Beyond the unfunny insults is a confusing description of the Oscars ceremony as an “evening attacking dairy farms.”

Really? Without a host, did the Hollywood actors and directors and assorted others decide the evening’s theme would be “milk products and why we hate them?”

It turns out, one actor who won an Oscar, Joaquin Phoenix, who has followed a vegan diet since childhood, used a bit of his time onstage to object to what he sees as the cruelty of dairy farming. What this has to do with Tedra Cobb is not clear.

After Stefanik gained notoriety during the impeachment proceedings with outspoken defenses of President Trump, lots of money was donated from people across the country to both her and Cobb. A few of Cobb’s donors were celebrities, such as Chrissy Teigen, Mark Hamill and Zach Braff, according to a story in the Albany Times Union.

Teigen is a carnivore. She recently put out a cookbook that includes meat and dairy recipes. Photos of her meals from her Instagram account show, among other things, pork chops, sausage, eggs, prosciutto-wrapped chicken breasts and a Doritos Locos Taco.

In stories a couple of years ago, Mark Hamill talked about dieting to lose weight for his reappearance in “Star Wars: The Force Awakens.” He said he was cutting out butter and skipping his stops at In-N-Out Burger. So it seems safe to assume he, too, has nothing against dairy farmers.

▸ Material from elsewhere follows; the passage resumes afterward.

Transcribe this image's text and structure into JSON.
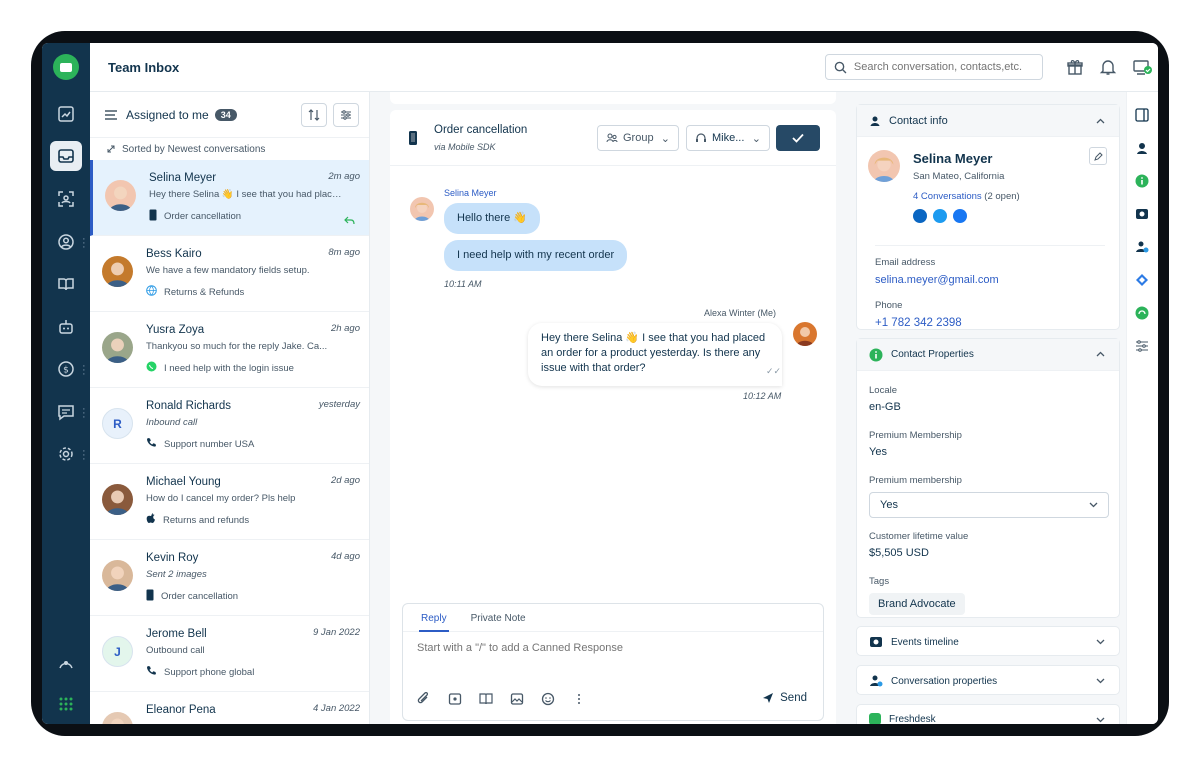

There isn’t much online on Zach Braff’s diet, except for an article about how he stuffed himself with eggs and chicken to bulk up for his role in “Garden State” in 2004. So, he’s not a vegan, either, nor a dairy-hater, unless things have changed.

The notion that accepting donations from people who follow a vegan diet makes you a hater of dairy farmers is silly. But the claim makes no sense when the donors themselves are enthusiastic consumers of meat and dairy.

Whether Teigen, Hamill and Braff are really D-List celebrities, as Stefanik asserts, must be left to the judgment of those who keep track of such things and care about them.

It does also seem unlikely that, with a handful of celebrity donors, Tedra Cobb is the “toast of Tinseltown.” If they were toasting her, though, would they be raising a glass of milk? And would it be whole milk or 2%? (As long as it’s not skim milk — please).

Generalizations about any group of people are bound to be wrong, and Stefanik’s generalizations about the crowd at the Academy Awards as people who “sneer at hardworking NY21 farmers” and embrace “Far-Left views” is wrong.

Actors are people, too, and so are all the other folks who work to get movies made. Some grew up on farms, and lots of them like to eat meat and eggs and cheese. Some are Republicans.

This year’s Oscars meals included a lot of vegetable dishes, but meat was served, too. Diet can be influenced by politics, but it isn’t determined by it, and you can’t predict what someone is going to order for lunch by their profession.

Otherwise, if Stefanik’s characterization of movie-makers as far-left dairy-haters was correct, Arnold Schwarzenegger would have been the celery-crunching Democratic governor of California for eight years and Ronald Reagan the chai-sipping, tofu-slurping Democratic president of the United States.